Jakob Nielsen recently published his annual Top Ten Mistakes in Web Design for 2007. Most of his advice is spot on. Except for #10 (Not Answering Users’ Questions).
Nielsen avers that “the worst example of not answering users’ questions is to avoid listing the price of products and services.”
Nielsen may be a web site usability expert, but he’s not an expert on marketing and negotiating professional services.
Over the past several months, I’ve been talking to many, many business experts, and this is one of the questions I always have for them since it’s such a point of debate. Nearly every single expert essentially says the same thing–posting professional rates on your website is the quickest way to lose business.
Says Rob Frankel, branding expert, author of The Revenge of Brand X and frequent guest commentator on CNBC, CNN and NBC Nightly News, “Posting prices works for low value stuff, commoditized products–not professional services. Clients need to be educated about what you do in order to really understand the value.”

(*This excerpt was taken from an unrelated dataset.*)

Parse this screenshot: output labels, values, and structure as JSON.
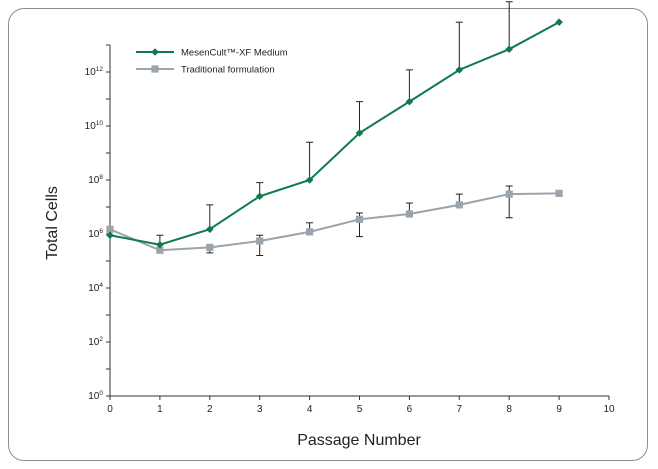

Frankel further states, “If you show prospects your pricing without any education, you’ll lose far more business, actually drive prospects away. And the ones you DO get will be price-driven, always looking for the cheapest way out. They do not make for good clients because they’re focused on cheap, not what you produce. You have to focus your clients on what’s important. If you don’t, they’ll make it up as they go along, and then everything is out of control.”
Clients simply aren’t going to get that information until they talk with us, no matter how we frame it on our websites. Once a rate is on the page, that’s the thing they zero in on to the exclusion of everything else. And you both lose out on an opportunity in the process.
I conducted a little experiment on this, too.
I typically average 3-4 consult requests a month with no pricing listed anywhere on my site. Mind you, I provide one service only–ongoing administrative support, not project work.
Once I’ve had the opportunity to talk with clients in a consultation, I pretty much have my pick of the ones I want. But during the month that I posted a pricing page, I saw all my traffic immediately going to that one page, and got not one single consult request.
I also noted that my site visitors were spending dramatically less time on my site overall. Every bit of other information about the value and benefits and solutions was ignored.
Once I took that page down, I literally overnight saw a huge increase in not only page views, but in the amount of time visitors were spending on them. You could actually see that they were reading all of the information presented. And the phone started ringing again.
And trust me, there’s no guilt or whispered discussion about the investment–once I’ve learned what I need to know and gone over the important things clients need to know, I’m very direct about what it’s going to cost to work with me. But they need the context of our consultation conversation in order for that cost to make sense. And I can’t even begin to tell them anything about cost until I have gained an understanding, again through our consultation conversation, what their needs, goals and objectives are.
It should never be your intention with your website to elicit calls about price. Your website’s purpose is to establish rapport, educate about the value and how results are achieved, and compel prospects to want to learn more about the solutions you offer from YOU–a real live person–in a consultation.
It’s not the job of a website to “close the deal.” Negotiation happens between PEOPLE–not between websites and strangers.